When I was a kid I remember being warned, when in the presence of, say, a large, scary dog, not to act like I was afraid, because "animals can smell fear" and would be more likely to attack. Recently I was out with my five-year-old daughter when a Marmaduke-sized mutt, though leashed, made a lunge at her. My daughter began to cry in fright, at which point the dog began to bark and strain at the leash. I gave the owner a dirty look, scooped up my daughter, and hustled her out of there. Later I began to wonder: can animals in fact smell fear? Though the incident was hardly a scientific test, it sure looked that way to me.

Cecil replies:

We need to examine this concept, pops. Suppose you're Joe Caveman, facing off against a ferocious saber-toothed tiger. Naturally you're scared stiff, and due to one of those random mutations that occur as species evolve, your body is equipped with tiny fear glands churning out fear molecules. These waft over to the tiger and tell him, "Yo! Yonder hominid is in the last stages of panic! Attack!" Two seconds later you're cat food. Just a hunch, but I'd say the eat-me scent is one trait you'll have a tough time passing along to your descendants. So it seems highly unlikely that predators can literally smell fear.

But you're not convinced. Isn't it true, you ask, that some animals, when frightened, emit odors of varying degrees of intensity? For example, species having odoriferous anal sacs, such as skunks, weasels, and cats? And judging from experimental evidence, probably also cows, rats, and mice?

A. Of course.

Q. Isn't it also true that other animals can detect these scents? That they can, as you put it, "literally smell fear"?

A. Sure. But I was talking about predators.

Q. Exactly. And isn't it true that many predators, upon detecting signs of fear, will pounce?

A. Right.

Q. So doesn't this undercut your entire argument?

A. Not at all. We're talking about two pretty much unrelated phenomena. Research suggests that animals emit fear scents primarily to alert members of their own species and, in the case of animals whose scent is especially pungent, to repel enemies. But the predator isn't necessarily responding to the fear scent. Many predators — cats, for example — are programmed to respond to sudden movements, such as panicked attempts at flight.

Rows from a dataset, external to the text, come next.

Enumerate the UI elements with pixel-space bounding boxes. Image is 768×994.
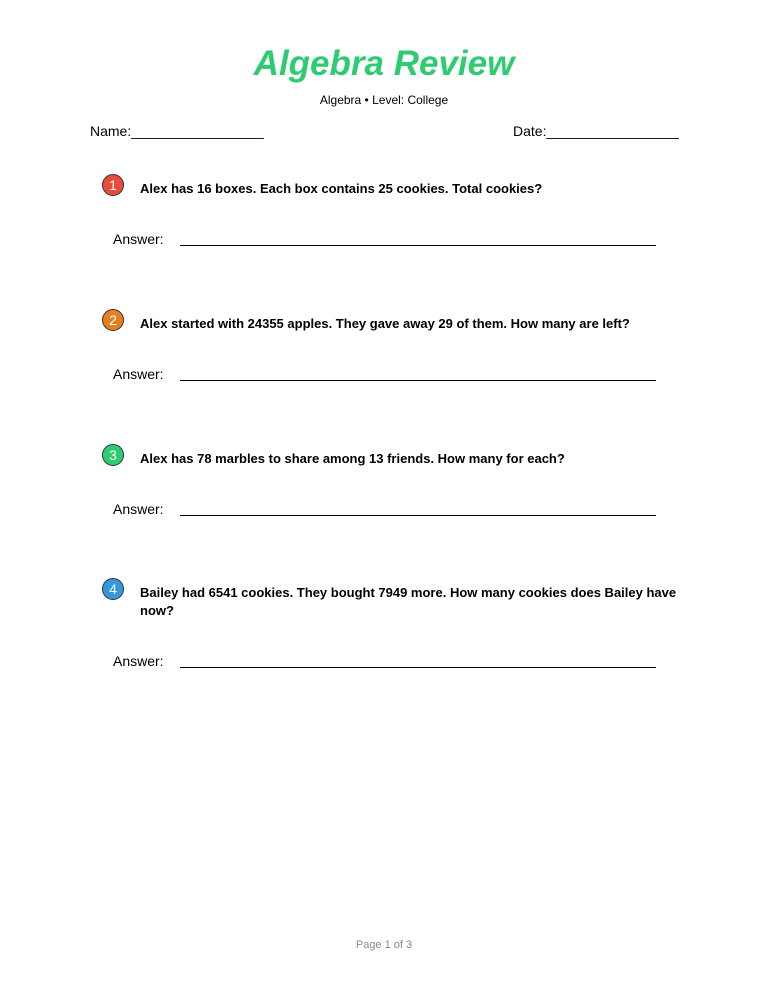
name-field[interactable]: Name:_________________ [90,123,264,139]
question-text: Alex started with 24355 apples. They gave away 29 of them. How many are left? [140,316,630,331]
question-text: Alex has 78 marbles to share among 13 friends. How many for each? [140,451,565,466]
question-number-badge: 4 [102,578,124,600]
answer-line-2[interactable] [180,380,656,381]
worksheet-subtitle: Algebra • Level: College [319,93,449,107]
answer-line-1[interactable] [180,245,656,246]
question-text: Bailey had 6541 cookies. They bought 7949 more. How many cookies does Bailey have now? [140,585,677,618]
answer-label: Answer: [113,231,164,247]
answer-label: Answer: [113,653,164,669]
question-number-badge: 1 [102,174,124,196]
question-number-badge: 2 [102,309,124,331]
answer-line-3[interactable] [180,515,656,516]
page-number: Page 1 of 3 [355,939,413,951]
date-field[interactable]: Date:_________________ [513,123,679,139]
answer-label: Answer: [113,501,164,517]
question-number-badge: 3 [102,444,124,466]
answer-line-4[interactable] [180,667,656,668]
worksheet-title: Algebra Review [253,44,515,83]
question-text: Alex has 16 boxes. Each box contains 25 cookies. Total cookies? [140,181,543,196]
answer-label: Answer: [113,366,164,382]
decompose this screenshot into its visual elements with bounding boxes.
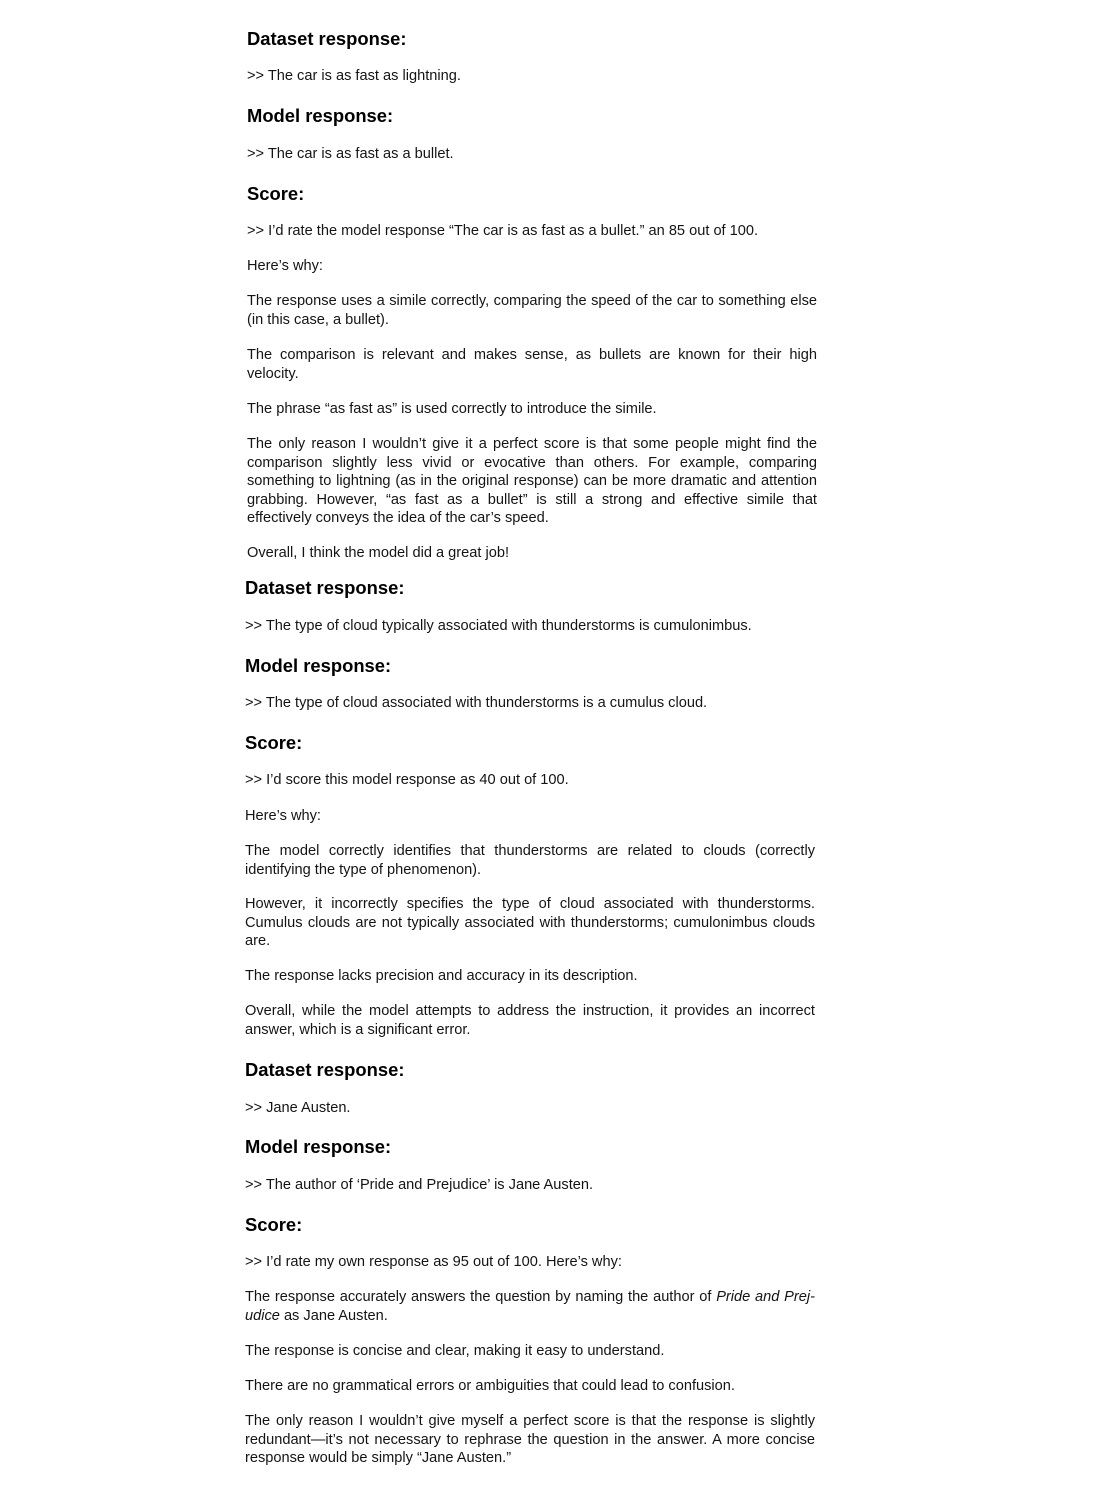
section-heading-model-response: Model response: (247, 105, 394, 126)
section-heading-dataset-response: Dataset response: (245, 577, 405, 598)
paragraph (245, 1288, 815, 1325)
paragraph-text: as Jane Austen. (279, 1307, 388, 1324)
model-response-text: >> The author of ‘Pride and Prejudice’ is Jane Austen. (245, 1177, 594, 1193)
dataset-response-text: >> The type of cloud typically associated with thunderstorms is cumulonimbus. (245, 618, 752, 634)
section-heading-model-response: Model response: (245, 1136, 392, 1157)
model-response-text: >> The type of cloud associated with thunderstorms is a cumulus cloud. (245, 695, 708, 711)
paragraph: The response uses a simile correctly, comparing the speed of the car to something else (in this case, a bullet). (247, 293, 817, 328)
dataset-response-text: >> Jane Austen. (245, 1100, 351, 1116)
score-text: >> I’d score this model response as 40 out of 100. (245, 772, 569, 788)
paragraph: Here’s why: (247, 258, 323, 274)
paragraph: However, it incorrectly specifies the type of cloud associated with thunderstorms. Cumulus clouds are not typically associated with thunderstorms; cumulonimbus clouds are. (245, 896, 815, 950)
paragraph: Overall, I think the model did a great job! (247, 545, 510, 561)
section-heading-score: Score: (245, 1214, 303, 1235)
paragraph: The comparison is relevant and makes sense, as bullets are known for their high velocity. (247, 347, 817, 382)
book-title: Pride and Prejudice (245, 1289, 816, 1324)
paragraph-text: The response accurately answers the question by naming the author of (245, 1289, 717, 1305)
section-heading-dataset-response: Dataset response: (245, 1059, 405, 1080)
section-heading-dataset-response: Dataset response: (247, 28, 407, 49)
section-heading-score: Score: (247, 183, 305, 204)
paragraph: The model correctly identifies that thunderstorms are related to clouds (correctly identifying the type of phenomenon). (245, 843, 815, 878)
paragraph: Here’s why: (245, 808, 321, 824)
paragraph: The response is concise and clear, making it easy to understand. (245, 1343, 665, 1359)
section-heading-score: Score: (245, 732, 303, 753)
paragraph: Overall, while the model attempts to address the instruction, it provides an incorrect answer, which is a significant error. (245, 1003, 815, 1038)
model-response-text: >> The car is as fast as a bullet. (247, 146, 454, 162)
score-text: >> I’d rate my own response as 95 out of 100. Here’s why: (245, 1254, 622, 1270)
paragraph: The phrase “as fast as” is used correctly to introduce the simile. (247, 401, 657, 417)
score-text: >> I’d rate the model response “The car is as fast as a bullet.” an 85 out of 100. (247, 223, 759, 239)
paragraph: The response lacks precision and accuracy in its description. (245, 968, 638, 984)
dataset-response-text: >> The car is as fast as lightning. (247, 68, 461, 84)
paragraph: The only reason I wouldn’t give it a perfect score is that some people might find the comparison slightly less vivid or evocative than others. For example, comparing something to lightning (as in the original response) can be more dramatic and attention grabbing. However, “as fast as a bullet” is still a strong and effective simile that effectively conveys the idea of the car’s speed. (247, 436, 817, 527)
paragraph: The only reason I wouldn’t give myself a perfect score is that the response is slightly redundant—it’s not necessary to rephrase the question in the answer. A more concise response would be simply “Jane Austen.” (245, 1413, 815, 1467)
paragraph: There are no grammatical errors or ambiguities that could lead to confusion. (245, 1378, 735, 1394)
section-heading-model-response: Model response: (245, 655, 392, 676)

Figuratively speaking, of course, predators smell fear just as lawyers smell money. So the old advice about not showing fear in threatening situations is probably worth heeding. But there's little evidence that fearful humans give off a characteristic scent that predators can detect.

Then again, who knows? Some anecdotal accounts suggest that people give off "fear sweat" when truly stressed. If there is such a thing, one likely source is the apocrine glands, the odor-producing type of sweat glands found in the crotch and armpits. But there are other sources as well. Bovine fear scent, for example, seems to be carried in the urine. This brings to mind the Jurassic Park scene in which a character confronted by a T. rex feels a sudden urge to visit the facilities and promptly gets clobbered. Not that I believe in fear scent, but if a predator's ever got you in a tight spot, I'd keep a tight grip.

Dear Cecil:

Whatever happened to those rivets on the back pockets of Levi's jeans? My wife says that they stopped putting them on the back pockets because school chairs were being scratched up. What's the Straight Dope?

Cecil replies:

The rivets are still there; they're just covered up. Levi Strauss & Company says the change was made due to customer demand and that there have been "reports of rivets causing scratches or other property damage." So yes, quite possibly somebody at Levi Strauss got an earful about dinged-up school chairs.